Der neue starke Mann für den Bereich Sport. Foto: Tim Kramer (Tremark Fotografie)
Sebastian Schindzielorz Foto: Tim Kramer (Tremark Fotografie)

Sebastian Schindzielorz geht in seine erste Transferperiode als Vorstand Sport unseres VfL Bochum. Vor dem Trainingsauftakt zur kommenden Spielzeit hatten wir Gelegenheit mit unserem Sportvorstand  über die Kaderplanung, das Talentwerk, unsere Neuzugänge und seine eigene, persönliche Entwicklung zu sprechen. Wir wünschen viel Spaß beim Lesen des nächsten großen einsachtvieracht-Interviews. 

einsachtvieracht: Als Spieler galten Sie als harter Arbeiter im zentralen Mittelfeld und hatten den Spitznamen „Nähmaschine“. Wie sehen Sie ihre Arbeitsweise als Sportvorstand beim VfL?

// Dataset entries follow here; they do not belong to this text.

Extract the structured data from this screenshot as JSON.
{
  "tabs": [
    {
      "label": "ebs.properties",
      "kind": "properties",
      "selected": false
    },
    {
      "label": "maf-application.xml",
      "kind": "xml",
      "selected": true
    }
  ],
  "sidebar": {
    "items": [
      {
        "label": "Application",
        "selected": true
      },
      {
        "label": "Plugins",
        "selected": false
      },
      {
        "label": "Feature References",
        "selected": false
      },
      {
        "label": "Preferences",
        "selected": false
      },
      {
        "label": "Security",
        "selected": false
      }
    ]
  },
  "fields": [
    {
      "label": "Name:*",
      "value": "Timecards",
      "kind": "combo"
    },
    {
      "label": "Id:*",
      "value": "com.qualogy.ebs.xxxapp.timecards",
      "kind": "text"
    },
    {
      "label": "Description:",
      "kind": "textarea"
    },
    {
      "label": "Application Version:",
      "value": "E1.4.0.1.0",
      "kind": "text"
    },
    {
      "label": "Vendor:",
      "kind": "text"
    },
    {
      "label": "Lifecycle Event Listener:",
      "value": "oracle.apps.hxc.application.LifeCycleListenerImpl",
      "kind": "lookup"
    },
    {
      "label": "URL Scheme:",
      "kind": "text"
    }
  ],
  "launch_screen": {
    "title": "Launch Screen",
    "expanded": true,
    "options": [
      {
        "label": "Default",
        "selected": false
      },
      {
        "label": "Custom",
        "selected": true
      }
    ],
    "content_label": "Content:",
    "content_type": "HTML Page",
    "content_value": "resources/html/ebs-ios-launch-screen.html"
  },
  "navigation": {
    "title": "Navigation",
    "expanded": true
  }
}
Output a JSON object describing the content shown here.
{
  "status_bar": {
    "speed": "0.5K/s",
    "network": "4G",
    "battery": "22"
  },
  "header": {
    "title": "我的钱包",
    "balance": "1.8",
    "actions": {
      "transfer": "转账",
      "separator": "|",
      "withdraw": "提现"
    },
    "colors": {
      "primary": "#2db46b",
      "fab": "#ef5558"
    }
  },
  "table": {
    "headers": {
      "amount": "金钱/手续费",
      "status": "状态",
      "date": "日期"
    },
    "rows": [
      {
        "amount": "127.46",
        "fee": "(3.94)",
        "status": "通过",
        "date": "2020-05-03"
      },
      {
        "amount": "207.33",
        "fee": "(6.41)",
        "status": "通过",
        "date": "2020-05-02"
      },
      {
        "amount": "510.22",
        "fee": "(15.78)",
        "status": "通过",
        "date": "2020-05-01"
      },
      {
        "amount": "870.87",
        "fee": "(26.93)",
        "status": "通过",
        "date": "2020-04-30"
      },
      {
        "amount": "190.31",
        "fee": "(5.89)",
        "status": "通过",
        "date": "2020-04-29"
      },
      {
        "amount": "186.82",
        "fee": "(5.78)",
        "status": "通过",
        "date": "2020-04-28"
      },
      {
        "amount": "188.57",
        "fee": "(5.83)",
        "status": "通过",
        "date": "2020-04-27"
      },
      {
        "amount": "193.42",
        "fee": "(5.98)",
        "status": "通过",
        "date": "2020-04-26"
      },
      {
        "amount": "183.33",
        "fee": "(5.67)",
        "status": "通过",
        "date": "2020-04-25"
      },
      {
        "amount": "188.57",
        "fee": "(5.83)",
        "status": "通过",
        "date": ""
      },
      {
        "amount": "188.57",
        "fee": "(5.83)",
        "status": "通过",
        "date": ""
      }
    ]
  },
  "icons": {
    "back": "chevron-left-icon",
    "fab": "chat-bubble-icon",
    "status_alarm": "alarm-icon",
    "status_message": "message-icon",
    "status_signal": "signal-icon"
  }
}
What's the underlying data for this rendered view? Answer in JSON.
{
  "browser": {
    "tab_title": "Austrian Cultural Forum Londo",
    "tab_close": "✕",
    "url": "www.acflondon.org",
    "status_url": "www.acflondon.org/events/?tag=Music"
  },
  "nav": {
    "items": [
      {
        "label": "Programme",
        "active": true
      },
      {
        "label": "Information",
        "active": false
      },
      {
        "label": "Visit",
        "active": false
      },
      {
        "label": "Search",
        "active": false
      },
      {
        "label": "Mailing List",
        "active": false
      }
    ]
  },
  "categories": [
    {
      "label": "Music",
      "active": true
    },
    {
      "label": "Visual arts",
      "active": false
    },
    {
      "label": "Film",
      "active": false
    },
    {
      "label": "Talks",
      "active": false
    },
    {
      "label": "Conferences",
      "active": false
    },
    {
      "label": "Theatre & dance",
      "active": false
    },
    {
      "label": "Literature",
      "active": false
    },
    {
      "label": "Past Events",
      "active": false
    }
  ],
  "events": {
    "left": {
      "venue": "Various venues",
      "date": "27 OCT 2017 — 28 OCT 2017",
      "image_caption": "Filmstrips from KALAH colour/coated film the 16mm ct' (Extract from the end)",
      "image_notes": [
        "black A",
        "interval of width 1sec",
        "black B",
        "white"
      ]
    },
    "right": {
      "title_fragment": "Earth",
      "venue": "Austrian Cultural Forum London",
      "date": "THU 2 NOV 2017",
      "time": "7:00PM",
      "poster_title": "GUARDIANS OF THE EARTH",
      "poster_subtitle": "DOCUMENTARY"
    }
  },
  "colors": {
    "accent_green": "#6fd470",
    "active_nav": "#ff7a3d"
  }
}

Sebastian Schindzielorz: Es ist immer schwierig, über sich selbst und das, was man kann, zu sprechen. Ich würde mich als fleißig und engagiert beschreiben. Laufen, machen, versuchen, das Beste zu geben – das war tendenziell meine Spielweise auf dem Platz. Ich versuche heute noch bei den Dingen, die ich tue, mein Bestes zu geben und das maximale Ergebnis zu erreichen. Ob das immer gelingt, kann ich nicht versprechen.

einsachtvieracht: Was hat dazu geführt, dass Sie sich nach der Karriere Richtung Management und nicht Richtung Trainer-Beruf orientiert haben?  

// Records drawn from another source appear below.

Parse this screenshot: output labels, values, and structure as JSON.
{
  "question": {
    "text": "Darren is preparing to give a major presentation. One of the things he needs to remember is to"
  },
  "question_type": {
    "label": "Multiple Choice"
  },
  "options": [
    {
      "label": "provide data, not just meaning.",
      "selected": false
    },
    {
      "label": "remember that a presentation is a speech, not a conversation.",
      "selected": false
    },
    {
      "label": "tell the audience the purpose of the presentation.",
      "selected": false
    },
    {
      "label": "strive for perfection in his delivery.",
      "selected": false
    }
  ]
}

Sebastian Schindzielorz: Ich habe mich nie so richtig als Trainer gesehen, wollte aber definitiv im Fußball bleiben, weil der Sport schon seit Kindsbeinen ein riesengroßer Bestandteil meines Lebens ist. Nach meinen Knieverletzungen habe ich überlegt, was ich parallel zur Reha machen kann. Da hat sich ein Fernstudium im Fachbereich Sportmanagement angeboten. Der weitere Weg ist bekannt: Sehr viel Praxiserfahrung in unterschiedlichen Bereichen, eins kam zum anderen und inzwischen bin ich im Vorstand des VfL.

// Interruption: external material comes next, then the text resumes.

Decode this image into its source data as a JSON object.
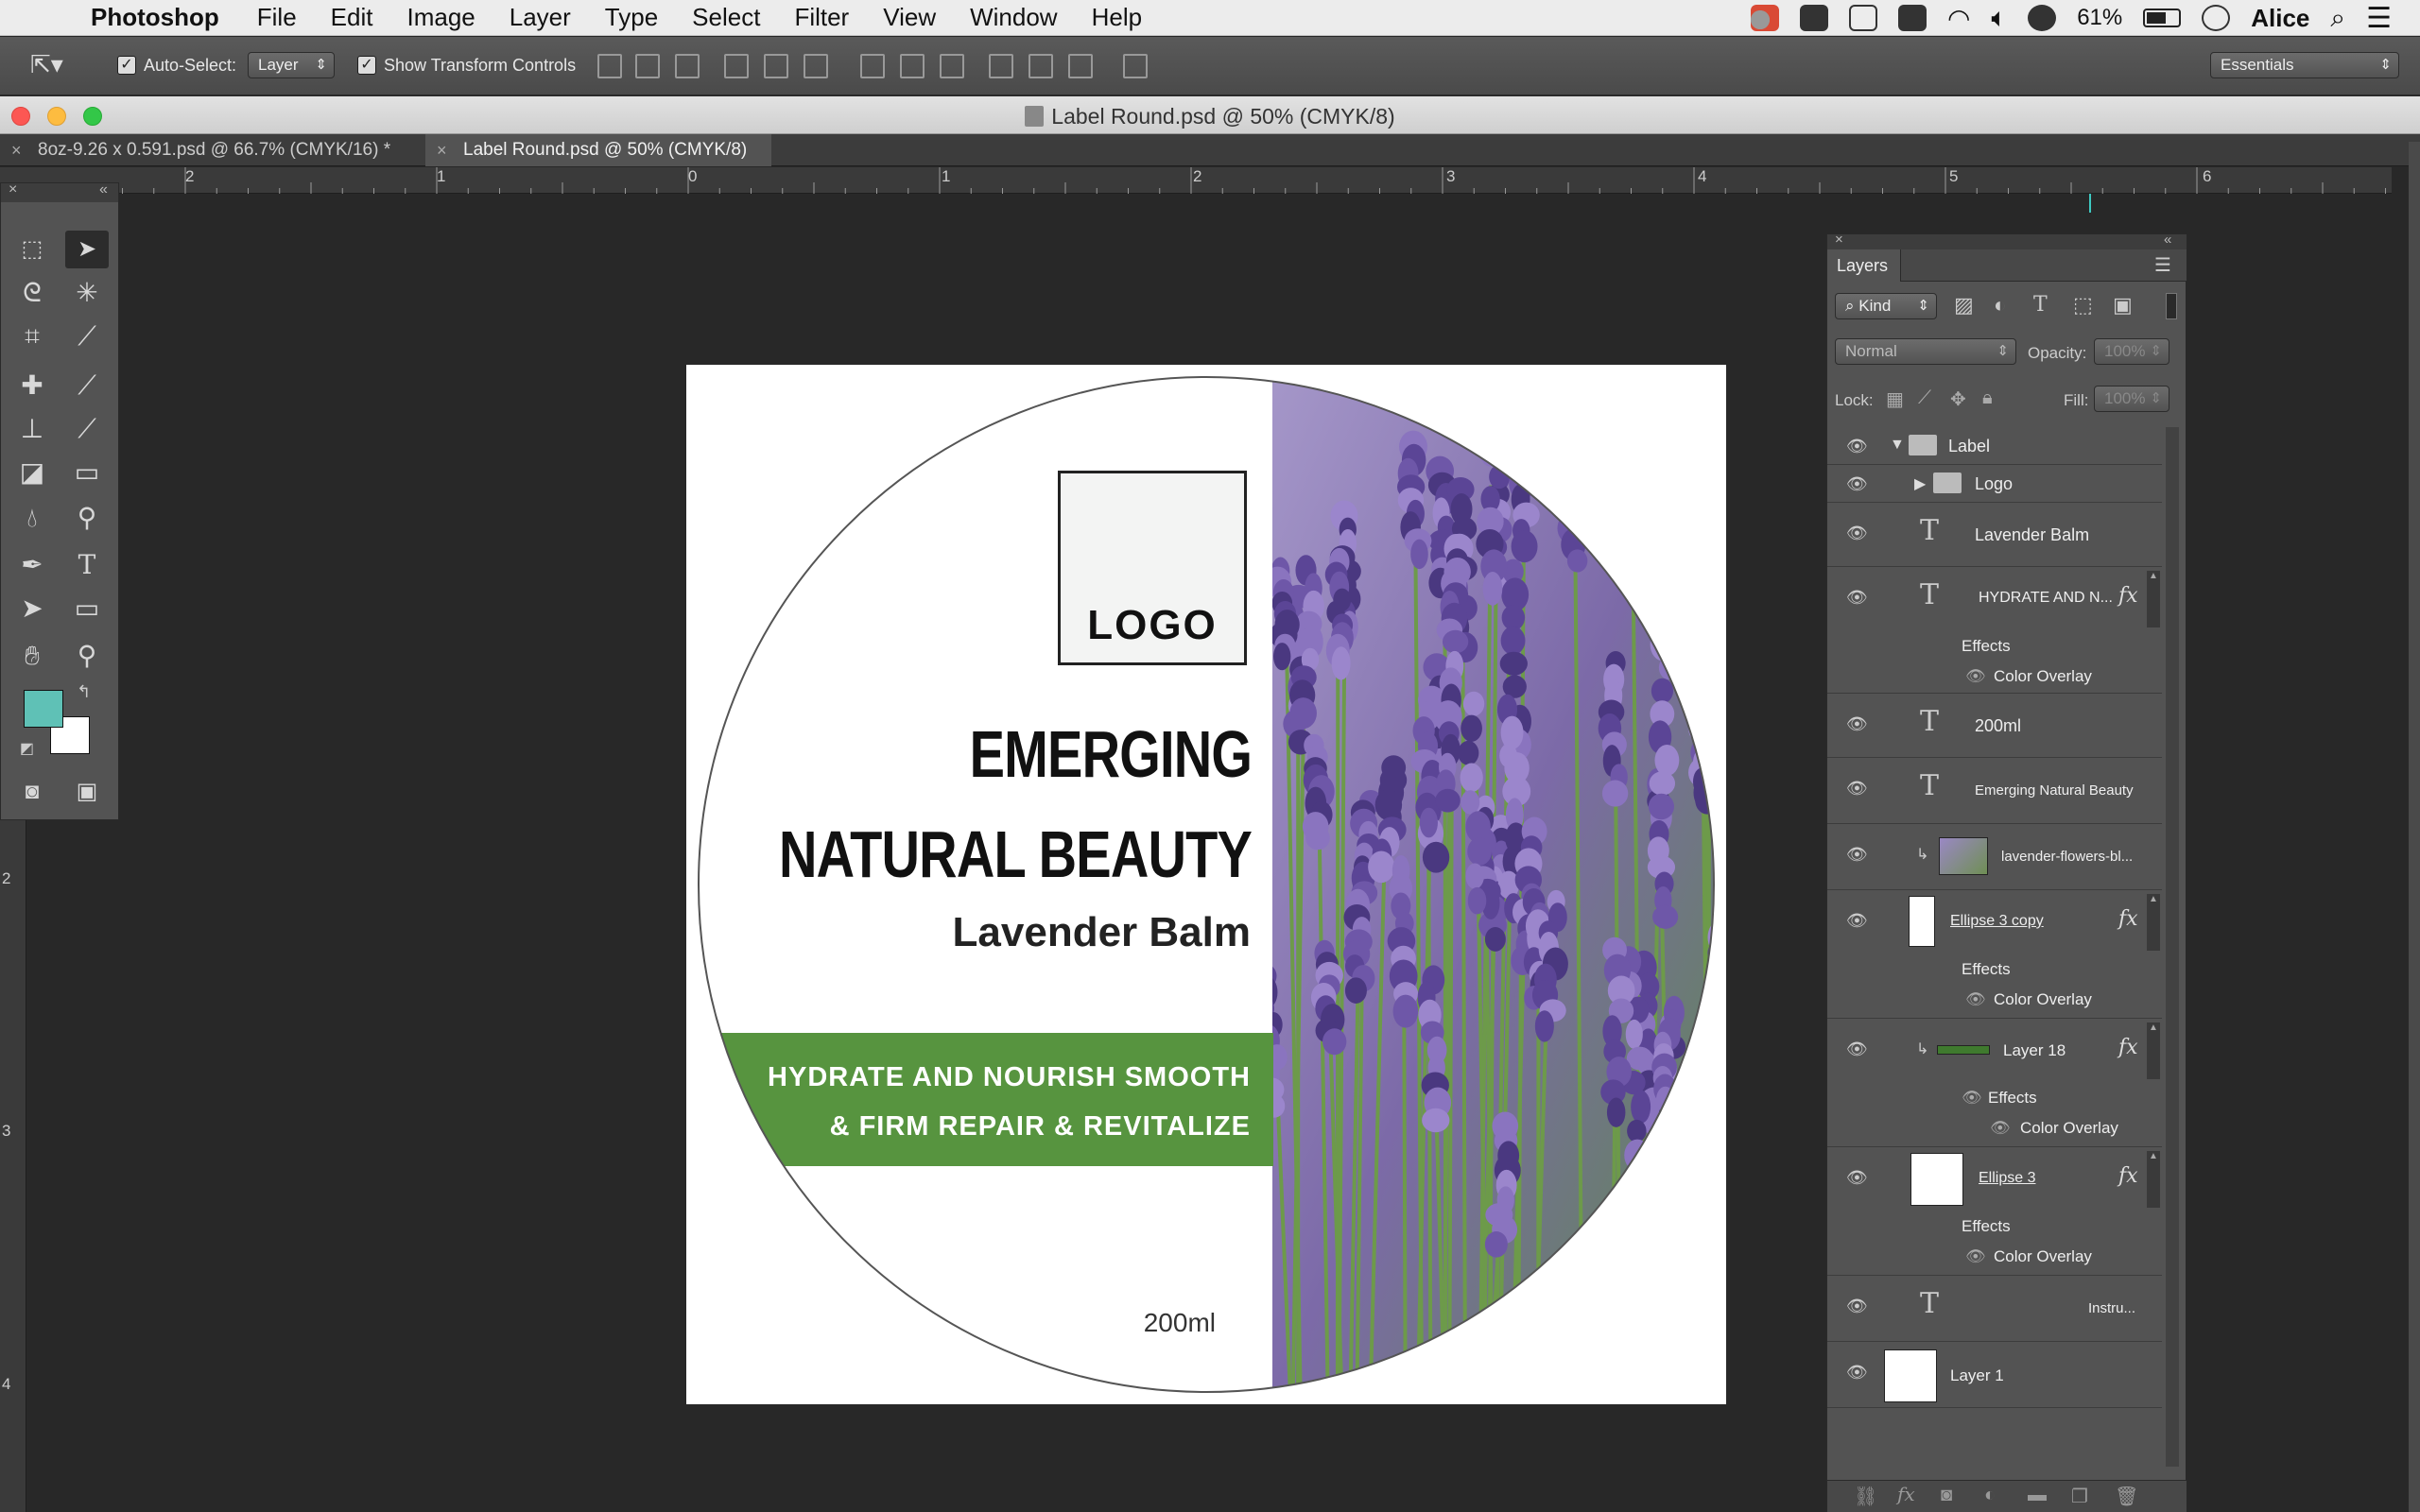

„Ich bin ja nicht „nur“ Sportvorstand von einem Bundesligisten, sondern von meinem Heimatverein.“ – Sebastian Schindzielorz

einsachtvieracht: Wie empfinden Sie die Verantwortung, Sportvorstand eines Bundesligisten zu sein?

Sebastian Schindzielorz: Ich bin ja nicht „nur“ Sportvorstand von einem Bundesligisten, sondern von meinem Heimatverein. Die Historie ist bekannt. Ich bin seit 1988 mit dem Club verbunden. Das ist noch mal eine spezielle Situation. Ich spüre schon eine ganz besondere Verantwortung. Ich kenne hier sehr viele Mitarbeiter, zum Teil seit über 20 Jahren, und erlebe auch in meinem Familien- und Freundeskreis täglich, was dieser Verein für die ganze Stadt und die Bochumer bedeutet. Für mich ebenfalls.

einsachtvieracht: Kommt es Ihnen entgegen, dass ihre erste Station ihr Heimatverein ist? Ändert das etwas an ihrer Arbeitsweise?

Sebastian Schindzielorz: An meiner reinen Arbeits- und Herangehensweise würde sich auch bei einem anderen Club nichts ändern. Ich bin so wie ich bin. Aber es ist sicherlich nochmal eine besondere Situation. Und dazu noch eine schöne Story.

einsachtvieracht: Wagen wir einen Blick auf die kommende Spielzeit. Mit dem HSV und dem 1.FC Köln kommen zwei Schwergewichte in die 2. Bundesliga. Wie geht man damit als Sportvorstand um?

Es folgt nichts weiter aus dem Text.